Random Matrix Analysis to Balance between Supervised and Unsupervised Learning under the Low Density Separation Assumption

TL;DR

This paper introduces QLDS, a linear semi-supervised classification model that bridges supervised and unsupervised learning, with a theoretical analysis of its error and a hyperparameter tuning method based on random matrix theory.

Contribution

The paper presents QLDS, a novel model unifying supervised and unsupervised methods, with explicit solutions and theoretical error evaluation in high-dimensional settings.

Findings

QLDS generalizes SVM, spectral clustering, and graph-based methods.

Theoretical error bounds derived using random matrix theory.
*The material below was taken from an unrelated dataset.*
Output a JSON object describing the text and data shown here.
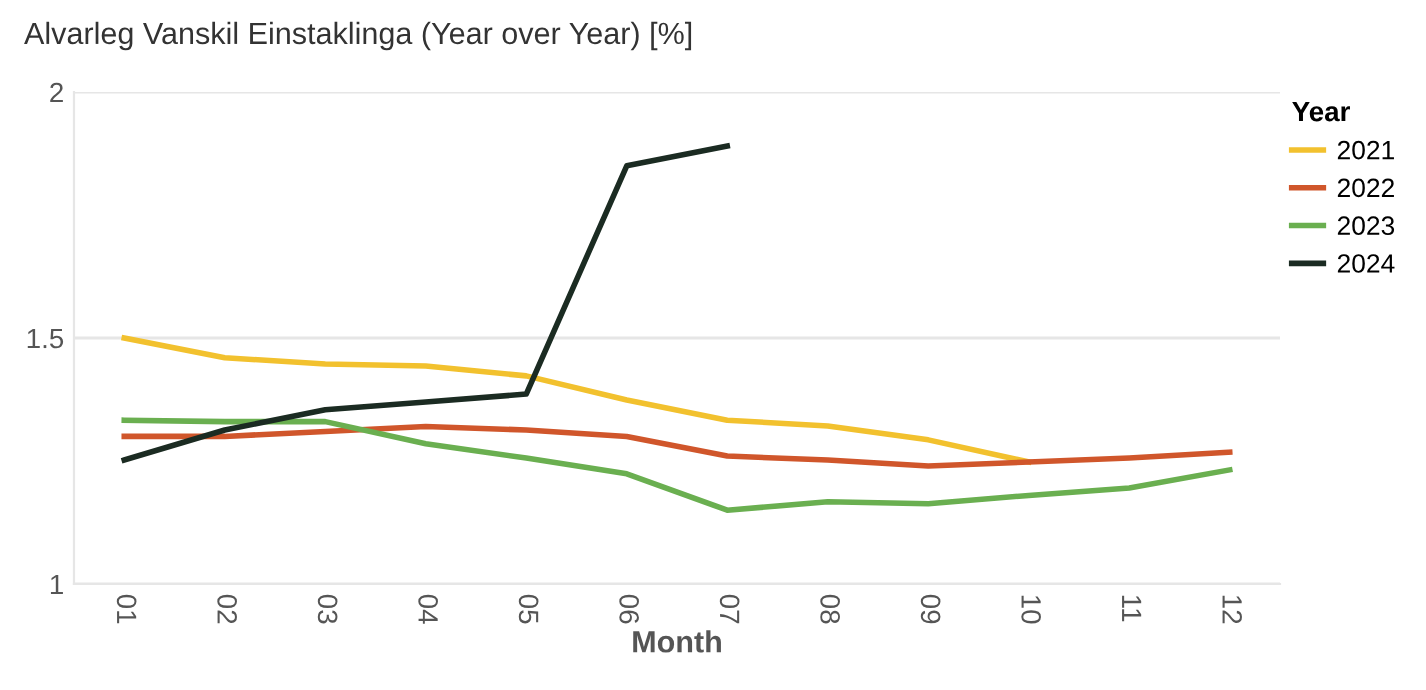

Hyperparameter selection improves over traditional cross-validation.

Abstract

We propose a theoretical framework to analyze semi-supervised classification under the low density separation assumption in a high-dimensional regime. In particular, we introduce QLDS, a linear classification model, where the low density separation assumption is implemented via quadratic margin maximization. The algorithm has an explicit solution with rich theoretical properties, and we show that particular cases of our algorithm are the least-square support vector machine in the supervised case, the spectral clustering in the fully unsupervised regime, and a class of semi-supervised graph-based approaches. As such, QLDS establishes a smooth bridge between these supervised and unsupervised learning methods. Using recent advances in the random matrix theory, we formally derive a theoretical evaluation of the classification error in the asymptotic regime. As an application, we derive a hyperparameter selection policy that finds the best balance between the supervised and the unsupervised terms of our learning criterion. Finally, we provide extensive illustrations of our framework, as well as an experimental study on several benchmarks to demonstrate that QLDS, while being computationally more efficient, improves over cross-validation for hyperparameter selection, indicating a high promise of the usage of random matrix theory for semi-supervised model selection.